Credit Acceptance Corp. is eyeing growth through improving products, enhancing dealer and customer experiences and prioritizing credit access for nonprime consumers, Chief Executive and President Ken Booth told Auto Finance News.
Southfield, Mich.-based Credit Acceptance Corp. (CACC)’s originations and active dealer base grew in the fourth quarter, with the volume of consumer loan assignments up 0.3% year over year to 78,911 units, according to the company’s Jan. 30 earnings release. The number of active dealers increased 4.7% YoY to 10,149.
CACC has invested in scorecard changes, product innovation and technology to better manage portfolio risk and support dealers “more effectively,” Booth previously said.
The lender also increased its revolving warehouse facility to $250 million from $200 million in December and extended the agreement through Dec. 29, 2027.
CACC also issued a $400 million subprime auto asset-backed securitization deal on March 18, according to Finsight, which monitors securities. S&P Global’s expected cumulative net loss rate for the latest deal was reduced to 20.5% compared to 21% in the previous deal issued in September 2024, in part due to better performing loans in the collateral pool, according to a March 12 presale report.
AFN asked Booth five questions to learn about his goals at Credit Acceptance, top-of-mind lending trends and his leadership style.
Auto Finance News: How would you summarize Credit Acceptance’s goal this year?
Ken Booth: Credit Acceptance is known for being the best at working with the nonprime consumer base. We are proud to have great products, capabilities, support and sales teams to back that up.
This year, we’re focused on making our products better. That means giving dealers the tools they need to responsibly say “yes” to any consumer. To meet that goal, we are putting more resources into engineering and product development and reminding everyone on our team to deeply understand the dealers’ experience as we work with them.

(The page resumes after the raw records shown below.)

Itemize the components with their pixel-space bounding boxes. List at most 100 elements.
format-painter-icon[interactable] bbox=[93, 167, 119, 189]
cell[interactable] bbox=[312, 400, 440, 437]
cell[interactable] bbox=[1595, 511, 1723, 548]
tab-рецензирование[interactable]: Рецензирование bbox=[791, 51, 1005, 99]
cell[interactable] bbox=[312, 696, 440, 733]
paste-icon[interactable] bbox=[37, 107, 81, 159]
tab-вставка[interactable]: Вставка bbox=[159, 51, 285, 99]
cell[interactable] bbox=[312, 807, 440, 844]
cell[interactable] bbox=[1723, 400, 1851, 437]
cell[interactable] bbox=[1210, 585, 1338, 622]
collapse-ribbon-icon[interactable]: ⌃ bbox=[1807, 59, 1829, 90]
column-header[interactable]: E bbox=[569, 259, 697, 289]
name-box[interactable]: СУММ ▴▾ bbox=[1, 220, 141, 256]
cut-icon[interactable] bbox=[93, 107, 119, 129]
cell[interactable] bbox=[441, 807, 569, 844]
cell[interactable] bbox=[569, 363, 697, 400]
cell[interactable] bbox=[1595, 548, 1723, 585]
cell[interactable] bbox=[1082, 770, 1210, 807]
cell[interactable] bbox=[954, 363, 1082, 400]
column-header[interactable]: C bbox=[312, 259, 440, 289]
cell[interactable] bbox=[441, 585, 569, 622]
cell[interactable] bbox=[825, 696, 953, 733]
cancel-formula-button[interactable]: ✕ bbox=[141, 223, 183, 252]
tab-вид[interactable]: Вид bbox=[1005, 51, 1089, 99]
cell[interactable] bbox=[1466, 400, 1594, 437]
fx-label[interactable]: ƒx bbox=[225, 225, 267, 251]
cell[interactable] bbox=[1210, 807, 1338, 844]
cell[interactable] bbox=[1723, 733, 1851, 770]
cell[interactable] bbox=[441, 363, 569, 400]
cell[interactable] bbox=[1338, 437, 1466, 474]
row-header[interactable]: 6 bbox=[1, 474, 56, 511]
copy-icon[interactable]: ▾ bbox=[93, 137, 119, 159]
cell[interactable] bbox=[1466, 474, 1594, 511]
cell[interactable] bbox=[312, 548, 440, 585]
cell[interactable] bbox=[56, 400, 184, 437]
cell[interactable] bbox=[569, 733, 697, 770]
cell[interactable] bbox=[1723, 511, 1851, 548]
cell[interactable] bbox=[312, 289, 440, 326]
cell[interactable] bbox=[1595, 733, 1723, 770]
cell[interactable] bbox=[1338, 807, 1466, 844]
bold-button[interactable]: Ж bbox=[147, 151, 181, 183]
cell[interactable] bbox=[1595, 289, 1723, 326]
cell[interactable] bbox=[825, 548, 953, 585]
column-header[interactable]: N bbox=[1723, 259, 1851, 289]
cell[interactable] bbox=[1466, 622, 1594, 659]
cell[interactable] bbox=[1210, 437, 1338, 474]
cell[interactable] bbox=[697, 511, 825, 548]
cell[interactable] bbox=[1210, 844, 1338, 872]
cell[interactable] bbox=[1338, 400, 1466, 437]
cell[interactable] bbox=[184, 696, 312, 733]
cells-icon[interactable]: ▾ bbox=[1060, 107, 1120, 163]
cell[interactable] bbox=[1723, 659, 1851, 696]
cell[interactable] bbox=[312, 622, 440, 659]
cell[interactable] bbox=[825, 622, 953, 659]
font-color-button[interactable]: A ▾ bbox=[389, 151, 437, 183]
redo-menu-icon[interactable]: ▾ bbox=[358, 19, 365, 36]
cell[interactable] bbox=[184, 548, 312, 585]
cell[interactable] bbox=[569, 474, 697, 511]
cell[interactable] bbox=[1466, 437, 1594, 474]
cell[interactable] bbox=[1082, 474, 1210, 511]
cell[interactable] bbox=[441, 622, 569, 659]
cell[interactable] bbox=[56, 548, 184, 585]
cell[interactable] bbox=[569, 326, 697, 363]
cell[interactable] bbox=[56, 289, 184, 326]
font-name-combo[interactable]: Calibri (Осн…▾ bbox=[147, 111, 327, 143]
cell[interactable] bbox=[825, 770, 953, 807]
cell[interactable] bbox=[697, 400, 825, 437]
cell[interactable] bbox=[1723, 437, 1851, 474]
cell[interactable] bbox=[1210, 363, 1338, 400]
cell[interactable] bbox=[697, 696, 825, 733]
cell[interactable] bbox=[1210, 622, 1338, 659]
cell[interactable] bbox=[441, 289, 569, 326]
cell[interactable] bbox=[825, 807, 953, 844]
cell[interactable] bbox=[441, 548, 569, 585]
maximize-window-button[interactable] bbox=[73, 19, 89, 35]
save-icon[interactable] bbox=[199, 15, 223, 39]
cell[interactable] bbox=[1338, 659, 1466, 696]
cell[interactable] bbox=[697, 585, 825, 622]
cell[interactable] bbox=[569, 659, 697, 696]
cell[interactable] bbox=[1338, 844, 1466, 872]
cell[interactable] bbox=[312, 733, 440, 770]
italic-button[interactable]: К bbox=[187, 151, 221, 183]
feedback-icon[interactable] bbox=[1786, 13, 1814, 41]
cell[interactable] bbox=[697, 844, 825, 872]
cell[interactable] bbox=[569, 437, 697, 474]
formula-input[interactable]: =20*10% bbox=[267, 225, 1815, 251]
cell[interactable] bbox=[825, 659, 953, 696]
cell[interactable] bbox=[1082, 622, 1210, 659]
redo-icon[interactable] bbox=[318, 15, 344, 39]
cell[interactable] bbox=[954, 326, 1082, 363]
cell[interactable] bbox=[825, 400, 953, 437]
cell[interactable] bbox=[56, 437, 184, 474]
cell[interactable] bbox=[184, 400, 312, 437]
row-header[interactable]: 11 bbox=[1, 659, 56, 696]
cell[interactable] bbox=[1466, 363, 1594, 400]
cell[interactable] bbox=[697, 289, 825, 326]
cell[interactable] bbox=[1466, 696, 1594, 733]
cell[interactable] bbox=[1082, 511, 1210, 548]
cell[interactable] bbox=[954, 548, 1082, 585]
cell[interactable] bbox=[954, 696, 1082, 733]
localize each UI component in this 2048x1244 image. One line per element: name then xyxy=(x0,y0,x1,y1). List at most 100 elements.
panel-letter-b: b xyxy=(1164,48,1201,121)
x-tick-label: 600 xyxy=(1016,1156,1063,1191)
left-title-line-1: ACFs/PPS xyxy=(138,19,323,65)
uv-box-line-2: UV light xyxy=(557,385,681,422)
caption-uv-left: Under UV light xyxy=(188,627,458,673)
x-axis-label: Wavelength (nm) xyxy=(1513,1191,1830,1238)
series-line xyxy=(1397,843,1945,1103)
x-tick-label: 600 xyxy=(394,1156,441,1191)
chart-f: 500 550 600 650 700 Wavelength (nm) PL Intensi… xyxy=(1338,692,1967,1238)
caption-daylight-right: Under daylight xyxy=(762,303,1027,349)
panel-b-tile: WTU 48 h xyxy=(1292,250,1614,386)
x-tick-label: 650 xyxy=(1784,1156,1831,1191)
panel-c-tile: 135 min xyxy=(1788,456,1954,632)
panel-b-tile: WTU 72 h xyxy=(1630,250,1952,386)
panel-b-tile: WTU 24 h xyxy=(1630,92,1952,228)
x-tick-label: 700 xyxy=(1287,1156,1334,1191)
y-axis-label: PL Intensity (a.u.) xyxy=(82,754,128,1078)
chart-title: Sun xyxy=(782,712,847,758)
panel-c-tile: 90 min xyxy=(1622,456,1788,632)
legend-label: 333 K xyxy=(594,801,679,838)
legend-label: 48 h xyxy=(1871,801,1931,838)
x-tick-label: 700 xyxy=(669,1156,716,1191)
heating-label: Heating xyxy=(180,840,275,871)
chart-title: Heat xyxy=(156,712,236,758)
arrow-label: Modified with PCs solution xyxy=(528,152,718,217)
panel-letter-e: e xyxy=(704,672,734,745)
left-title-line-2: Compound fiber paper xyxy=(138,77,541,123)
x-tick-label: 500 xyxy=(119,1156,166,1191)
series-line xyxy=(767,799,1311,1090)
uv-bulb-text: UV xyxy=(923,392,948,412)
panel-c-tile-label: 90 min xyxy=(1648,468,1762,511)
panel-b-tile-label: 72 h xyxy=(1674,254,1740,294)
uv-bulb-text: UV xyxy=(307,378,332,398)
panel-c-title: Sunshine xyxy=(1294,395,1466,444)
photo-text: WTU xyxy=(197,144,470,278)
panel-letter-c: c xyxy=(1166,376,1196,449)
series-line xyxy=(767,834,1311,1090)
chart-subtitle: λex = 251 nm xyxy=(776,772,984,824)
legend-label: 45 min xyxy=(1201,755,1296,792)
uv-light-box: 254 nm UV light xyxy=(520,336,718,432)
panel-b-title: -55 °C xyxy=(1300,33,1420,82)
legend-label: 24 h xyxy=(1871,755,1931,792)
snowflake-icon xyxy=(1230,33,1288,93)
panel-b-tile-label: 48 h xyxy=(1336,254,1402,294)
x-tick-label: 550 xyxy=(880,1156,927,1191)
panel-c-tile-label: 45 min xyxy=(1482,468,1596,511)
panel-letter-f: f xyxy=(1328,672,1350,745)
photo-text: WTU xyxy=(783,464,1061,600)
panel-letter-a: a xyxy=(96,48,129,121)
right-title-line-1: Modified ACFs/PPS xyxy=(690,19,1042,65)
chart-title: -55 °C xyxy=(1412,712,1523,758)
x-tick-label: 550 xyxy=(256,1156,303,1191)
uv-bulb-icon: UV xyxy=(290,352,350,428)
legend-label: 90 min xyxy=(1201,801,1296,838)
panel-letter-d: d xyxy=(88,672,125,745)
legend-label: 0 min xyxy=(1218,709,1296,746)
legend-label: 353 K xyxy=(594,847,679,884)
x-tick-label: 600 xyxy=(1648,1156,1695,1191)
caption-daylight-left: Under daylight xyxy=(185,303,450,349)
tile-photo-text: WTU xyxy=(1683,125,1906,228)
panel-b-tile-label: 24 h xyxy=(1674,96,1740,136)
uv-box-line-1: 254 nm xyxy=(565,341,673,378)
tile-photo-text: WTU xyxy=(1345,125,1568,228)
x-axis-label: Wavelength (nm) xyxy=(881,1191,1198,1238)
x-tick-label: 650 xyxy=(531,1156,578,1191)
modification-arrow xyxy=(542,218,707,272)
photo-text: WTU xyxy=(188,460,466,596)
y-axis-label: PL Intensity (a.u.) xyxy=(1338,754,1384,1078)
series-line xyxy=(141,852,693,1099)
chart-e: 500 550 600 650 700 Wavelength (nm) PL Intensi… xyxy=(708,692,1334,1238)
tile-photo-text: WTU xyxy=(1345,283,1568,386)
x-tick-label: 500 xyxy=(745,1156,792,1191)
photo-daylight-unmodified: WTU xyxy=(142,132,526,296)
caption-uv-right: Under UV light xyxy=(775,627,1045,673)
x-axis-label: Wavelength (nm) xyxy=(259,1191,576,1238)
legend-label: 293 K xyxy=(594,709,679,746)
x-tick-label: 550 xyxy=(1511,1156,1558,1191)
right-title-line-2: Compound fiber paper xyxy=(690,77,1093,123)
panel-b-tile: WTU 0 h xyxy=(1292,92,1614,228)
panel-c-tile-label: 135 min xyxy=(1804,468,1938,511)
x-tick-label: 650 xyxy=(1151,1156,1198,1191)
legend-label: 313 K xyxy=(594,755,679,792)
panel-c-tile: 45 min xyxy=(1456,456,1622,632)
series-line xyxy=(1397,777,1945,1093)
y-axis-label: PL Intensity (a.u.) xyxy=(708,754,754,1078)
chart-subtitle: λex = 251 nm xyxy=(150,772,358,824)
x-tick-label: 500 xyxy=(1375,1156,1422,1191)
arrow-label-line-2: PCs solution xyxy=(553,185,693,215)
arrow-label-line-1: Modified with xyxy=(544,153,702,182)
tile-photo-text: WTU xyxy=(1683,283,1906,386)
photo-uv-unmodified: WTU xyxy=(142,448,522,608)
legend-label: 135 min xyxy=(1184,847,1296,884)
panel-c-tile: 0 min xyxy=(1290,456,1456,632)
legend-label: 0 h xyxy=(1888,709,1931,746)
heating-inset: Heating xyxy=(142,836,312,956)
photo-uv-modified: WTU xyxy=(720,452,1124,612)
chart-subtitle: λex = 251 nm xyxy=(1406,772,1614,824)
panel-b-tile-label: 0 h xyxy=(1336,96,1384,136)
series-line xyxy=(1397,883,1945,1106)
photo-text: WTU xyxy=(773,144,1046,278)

AFN: What is the industry trend that is top of mind for you right now?
KB: Something that’s top of mind for me is access to credit for consumers and the impact of inflation on consumers.
While we cannot control inflation, Credit Acceptance, through its network of dealers, does provide consumers with access to the credit they need to buy a car, which is particularly important for the many who may not qualify for traditional financing. That is a major factor in why we are always working to help our dealers provide consumers with credit access and help them grow their business as a result.
AFN: What is your favorite piece of leadership advice you ever received?
KB: That for dealers, it’s not about selling a car — it’s about building a business. For Credit Acceptance, it’s not a transaction, it’s the chance to build a long-term relationship. That’s directly from our founder, Don Foss. Focusing on building relationships is how we approach not just our work with dealers, but also our workplace culture.
AFN: Who has had the biggest influence on your career?
KB: Our former CEO Brett Roberts. We worked together for a long time, and he was a great mentor to me. He pushed me to focus on what matters and execute flawlessly against those focus areas. It’s what I strive to work toward as a leader and it’s often the advice I’ll give our teams as well.
Clarity on focus is what drives success.
AFN: What do you think is the most underrated lending trend?
KB: Serving the nonprime consumer. For those who don’t qualify for traditional financing, the experience of buying a car can feel like an uphill battle. It’s something I think about a lot.
We’ve spoken to many customers who are credit-building or credit-rebuilding, and they can feel stigmatized in the process of trying to secure financing to buy a car. At the same time, over half of adults have less than prime credit, about 55%. That’s a huge segment of the population that a lot of companies are ignoring or not investing in supporting.
It’s unfortunate because we have so much data today that shows how access to cars really improves a person’s quality of life. Without access to a car or public transit, securing and maintaining a job becomes nearly impossible, with significant economic ripple effects for families and communities. It erodes public health, undermines economic mobility and perpetuates inequality.